Hoping to trick the Nazis and keep the new technology a secret, the British Ministry of Information spun this figurative ability into a literal one and launched a propaganda campaign about carrots.
The Ministry of Food even issued pamphlets to spread the myth, explaining that eating more carrots would help the British at home see during blackouts. It was superior British night vision that protected the home island from German bombs, not some technological advance.
However, German researchers discovered some of the first radar predecessors, and modern radar was developed independently in multiple nations in the 1930s, including Germany.
So the Germans probably weren't fooled, but the myth persisted - and for generations, children were told that the carrot pigment beta-carotene would give you better eyesight.
Does the myth have any truth to it? Sort of.
The beta carotene in carrots is a decent source of vitamin A, which is vital for eye health. Also, vitamin A deficiency is the leading cause of preventable blindness in children, according to the World Health Organization - 250,000-500,000 children with the deficiency become blind every year, and half of these children die within 12 months after losing their sight.
Not getting enough vitamin A does way more bad than getting extra does good.
Loading up on carrots, however, is probably not going to grant you better vision.
One study compared the effects of 12 years of beta carotene supplements with 12 years of just taking a placebo, and both groups of otherwise healthy men developed cataracts at the same rate.

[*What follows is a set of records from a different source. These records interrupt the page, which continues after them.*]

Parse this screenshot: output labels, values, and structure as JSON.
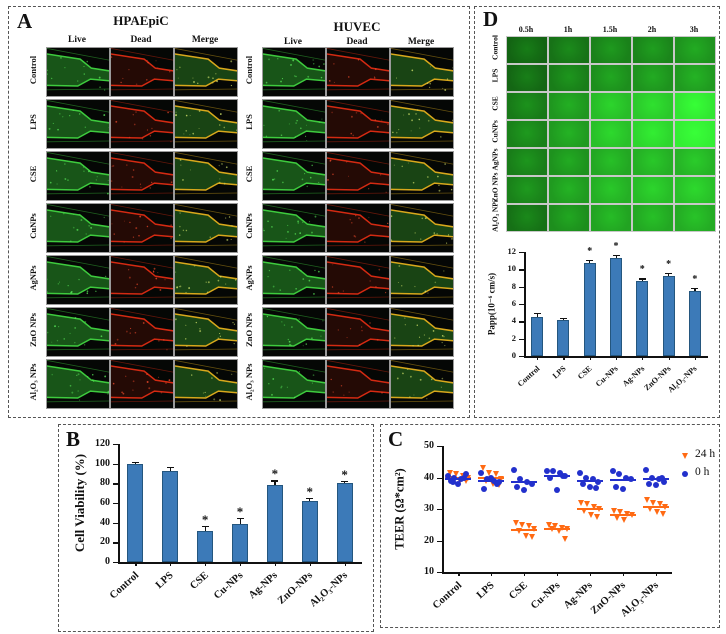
{
  "figure": {
    "panel_a": {
      "label": "A",
      "column_headers": [
        "Live",
        "Dead",
        "Merge"
      ],
      "row_labels": [
        "Control",
        "LPS",
        "CSE",
        "CuNPs",
        "AgNPs",
        "ZnO NPs",
        "Al₂O₃ NPs"
      ],
      "groups": [
        {
          "title": "HPAEpiC"
        },
        {
          "title": "HUVEC"
        }
      ],
      "colors": {
        "live_edge": "#3ecb3e",
        "live_fill": "rgba(40,150,40,0.55)",
        "dead_edge": "#d42a12",
        "dead_fill": "rgba(150,22,10,0.22)",
        "merge_edge": "#d8a81c",
        "merge_fill": "rgba(45,130,35,0.50)"
      }
    },
    "panel_d": {
      "label": "D",
      "time_labels": [
        "0.5h",
        "1h",
        "1.5h",
        "2h",
        "3h"
      ],
      "row_labels": [
        "Control",
        "LPS",
        "CSE",
        "CuNPs",
        "AgNPs",
        "ZnO NPs",
        "Al₂O₃ NPs"
      ],
      "brightness": [
        [
          0.26,
          0.33,
          0.4,
          0.42,
          0.48
        ],
        [
          0.27,
          0.38,
          0.46,
          0.48,
          0.52
        ],
        [
          0.36,
          0.5,
          0.68,
          0.74,
          0.88
        ],
        [
          0.4,
          0.52,
          0.7,
          0.8,
          0.92
        ],
        [
          0.38,
          0.48,
          0.58,
          0.62,
          0.64
        ],
        [
          0.4,
          0.52,
          0.62,
          0.68,
          0.7
        ],
        [
          0.32,
          0.46,
          0.56,
          0.58,
          0.6
        ]
      ]
    },
    "panel_b": {
      "label": "B"
    },
    "panel_c": {
      "label": "C"
    }
  },
  "chart_data": [
    {
      "id": "cell_viability",
      "type": "bar",
      "panel": "B",
      "categories": [
        "Control",
        "LPS",
        "CSE",
        "Cu-NPs",
        "Ag-NPs",
        "ZnO-NPs",
        "Al₂O₃-NPs"
      ],
      "values": [
        100,
        93,
        32,
        39,
        78,
        62,
        80
      ],
      "errors": [
        1.5,
        3.5,
        4.5,
        6,
        5,
        3,
        2.5
      ],
      "significance": [
        "",
        "",
        "*",
        "*",
        "*",
        "*",
        "*"
      ],
      "ylabel": "Cell Viability (%)",
      "ylim": [
        0,
        120
      ],
      "ytick_step": 20,
      "bar_color": "#3C7AB8",
      "bar_border": "#24567E",
      "grid": false
    },
    {
      "id": "teer",
      "type": "scatter",
      "panel": "C",
      "categories": [
        "Control",
        "LPS",
        "CSE",
        "Cu-NPs",
        "Ag-NPs",
        "ZnO-NPs",
        "Al₂O₃-NPs"
      ],
      "ylabel": "TEER (Ω*cm²)",
      "ylim": [
        10,
        50
      ],
      "ytick_step": 10,
      "grid": false,
      "legend_position": "top-right",
      "series": [
        {
          "name": "24 h",
          "marker": "triangle-down",
          "color": "#FF6A13",
          "values": [
            [
              41.5,
              41,
              40.5,
              40,
              39.5,
              39,
              38.8
            ],
            [
              43,
              41.5,
              41,
              39.5,
              39,
              38,
              37.5
            ],
            [
              25.5,
              25,
              24.5,
              23.5,
              23,
              21.5,
              21
            ],
            [
              25,
              24.5,
              24,
              23.8,
              23.5,
              23,
              20.5
            ],
            [
              32,
              31.5,
              30.5,
              30,
              29.5,
              28,
              27.5
            ],
            [
              29.5,
              29,
              28.5,
              28,
              27,
              26.5
            ],
            [
              33,
              32,
              31.5,
              30.5,
              30,
              29,
              28.5
            ]
          ],
          "means": [
            40.0,
            39.9,
            23.4,
            23.5,
            29.9,
            28.1,
            30.6
          ]
        },
        {
          "name": "0 h",
          "marker": "circle",
          "color": "#2230CC",
          "values": [
            [
              40.5,
              40,
              39.5,
              41,
              39,
              38,
              40,
              38.5
            ],
            [
              41.5,
              39.5,
              39,
              38.5,
              36.5,
              40,
              38
            ],
            [
              42.5,
              39.5,
              38.5,
              38,
              37,
              36
            ],
            [
              42,
              42,
              41.5,
              40.5,
              40,
              36,
              40.5
            ],
            [
              41.5,
              40,
              39.5,
              38.5,
              38,
              37,
              36.8
            ],
            [
              42,
              41,
              40,
              39.5,
              37,
              36.5
            ],
            [
              42.5,
              40,
              39.5,
              38.5,
              38,
              37.5,
              40
            ]
          ],
          "means": [
            39.6,
            39.0,
            38.6,
            40.4,
            38.8,
            39.3,
            39.4
          ]
        }
      ]
    },
    {
      "id": "papp",
      "type": "bar",
      "panel": "D",
      "categories": [
        "Control",
        "LPS",
        "CSE",
        "Cu-NPs",
        "Ag-NPs",
        "ZnO-NPs",
        "Al₂O₃-NPs"
      ],
      "values": [
        4.45,
        4.2,
        10.75,
        11.35,
        8.65,
        9.2,
        7.45
      ],
      "errors": [
        0.5,
        0.15,
        0.35,
        0.3,
        0.3,
        0.35,
        0.45
      ],
      "significance": [
        "",
        "",
        "*",
        "*",
        "*",
        "*",
        "*"
      ],
      "ylabel": "Papp(10⁻⁶ cm/s)",
      "ylim": [
        0,
        12
      ],
      "ytick_step": 2,
      "bar_color": "#3C7AB8",
      "bar_border": "#24567E",
      "grid": false
    }
  ]
}
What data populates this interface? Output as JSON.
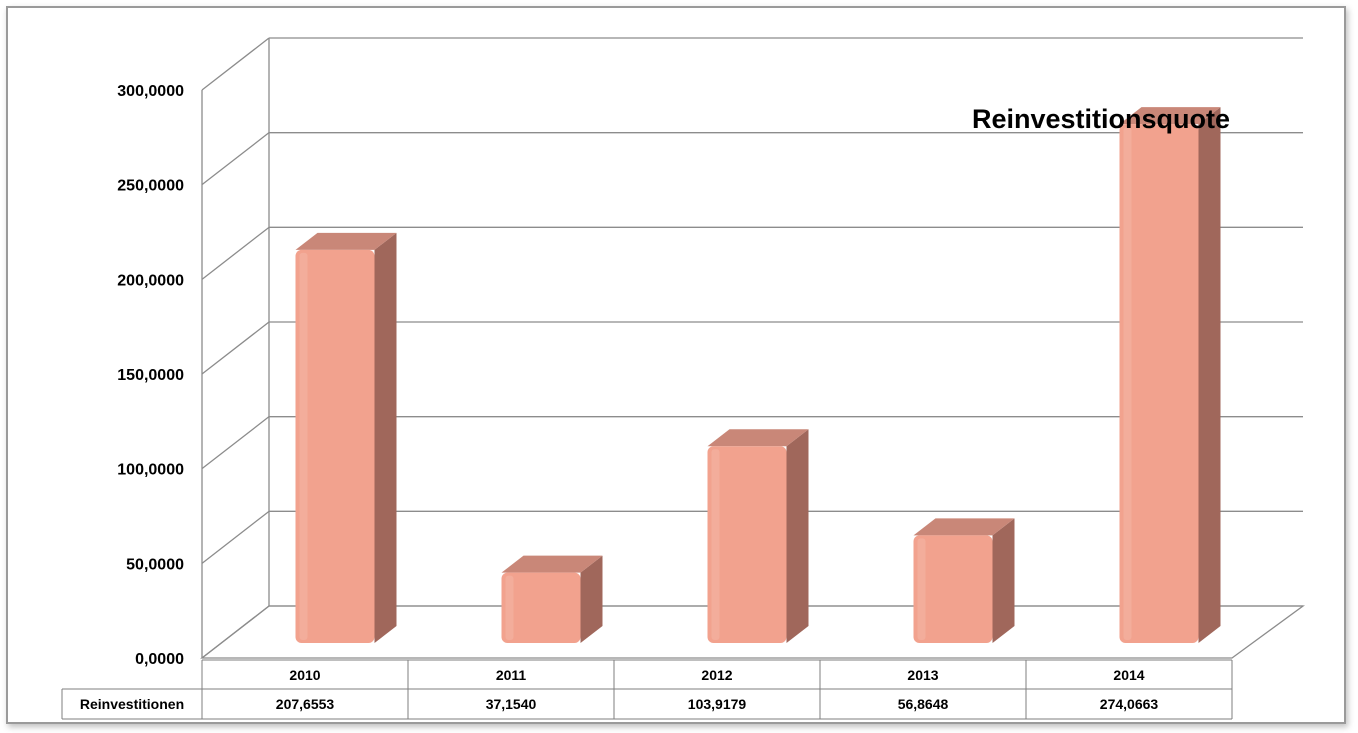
{
  "chart_data": {
    "type": "bar",
    "title": "Reinvestitionsquote",
    "categories": [
      "2010",
      "2011",
      "2012",
      "2013",
      "2014"
    ],
    "series": [
      {
        "name": "Reinvestitionen",
        "values": [
          207.6553,
          37.154,
          103.9179,
          56.8648,
          274.0663
        ],
        "labels": [
          "207,6553",
          "37,1540",
          "103,9179",
          "56,8648",
          "274,0663"
        ]
      }
    ],
    "yticks": [
      "0,0000",
      "50,0000",
      "100,0000",
      "150,0000",
      "200,0000",
      "250,0000",
      "300,0000"
    ],
    "ylim": [
      0,
      300
    ],
    "grid": true,
    "data_table": true,
    "colors": {
      "bar_front": "#f2a28e",
      "bar_side": "#a0675b",
      "bar_top": "#c98778",
      "grid": "#8c8c8c"
    }
  }
}
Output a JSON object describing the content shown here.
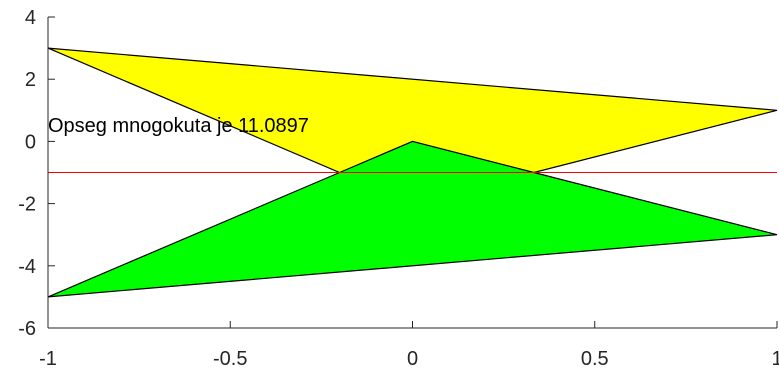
{
  "chart_data": {
    "type": "area",
    "xlim": [
      -1,
      1
    ],
    "ylim": [
      -6,
      4
    ],
    "x_ticks": [
      -1,
      -0.5,
      0,
      0.5,
      1
    ],
    "x_tick_labels": [
      "-1",
      "-0.5",
      "0",
      "0.5",
      "1"
    ],
    "y_ticks": [
      -6,
      -4,
      -2,
      0,
      2,
      4
    ],
    "y_tick_labels": [
      "-6",
      "-4",
      "-2",
      "0",
      "2",
      "4"
    ],
    "grid": false,
    "box": false,
    "polygons": [
      {
        "fill": "#ffff00",
        "stroke": "#000000",
        "points": [
          [
            -1,
            3
          ],
          [
            1,
            1
          ],
          [
            0.333,
            -1
          ],
          [
            -0.2,
            -1
          ]
        ]
      },
      {
        "fill": "#00ff00",
        "stroke": "#000000",
        "points": [
          [
            -1,
            -5
          ],
          [
            1,
            -3
          ],
          [
            0.333,
            -1
          ],
          [
            0,
            0
          ],
          [
            -0.2,
            -1
          ]
        ]
      }
    ],
    "reference_line": {
      "y": -1,
      "color": "#ff0000"
    },
    "annotations": [
      {
        "text": "Opseg mnogokuta je 11.0897",
        "x": -1,
        "y": 0.3
      }
    ]
  }
}
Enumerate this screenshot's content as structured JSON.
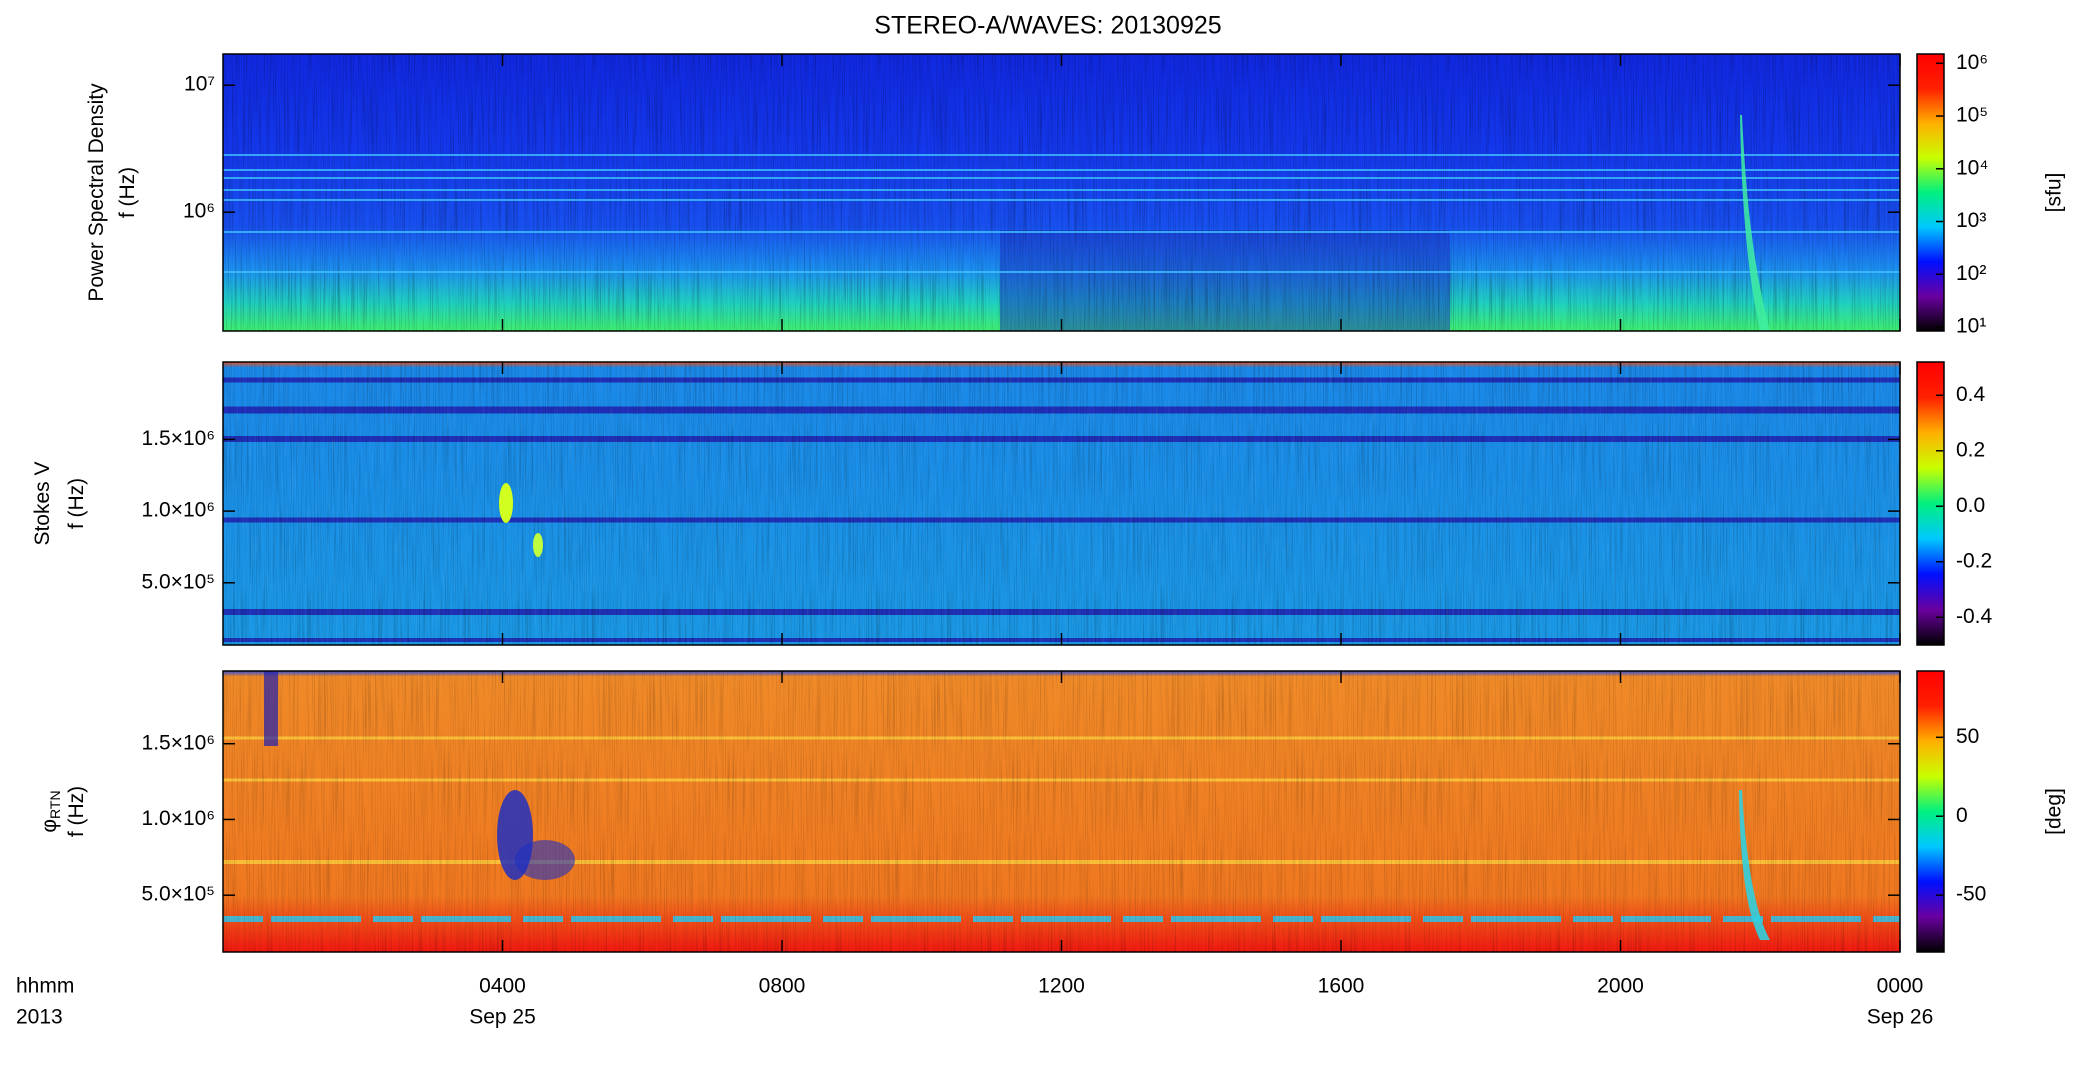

Beta carotene is not the best source of vitamin A, either. Making one molecule of vitamin A can take as much as 21 molecules of beta carotene, according to Scientific American. (Eating too many carrots can turn your skin orange, though, and excessive vitamin A can cause health problems.)
Another study observed pregnant women in Nepal, who often suffer from temporary night blindness during pregnancy. The researchers found that regularly eating foods like vitamin A-enriched rice, amaranth leaf, goat liver, and carrots did improve low-light vision, but there was little difference between the foods, and the best results came from the women who took vitamin A supplements.
While it won't bestow superhuman sight (or even correct nearsightedness), carrots still do a lot of good for the body. So listen to your parents and eat your vegetables - even if their reasons came from unscientific propaganda.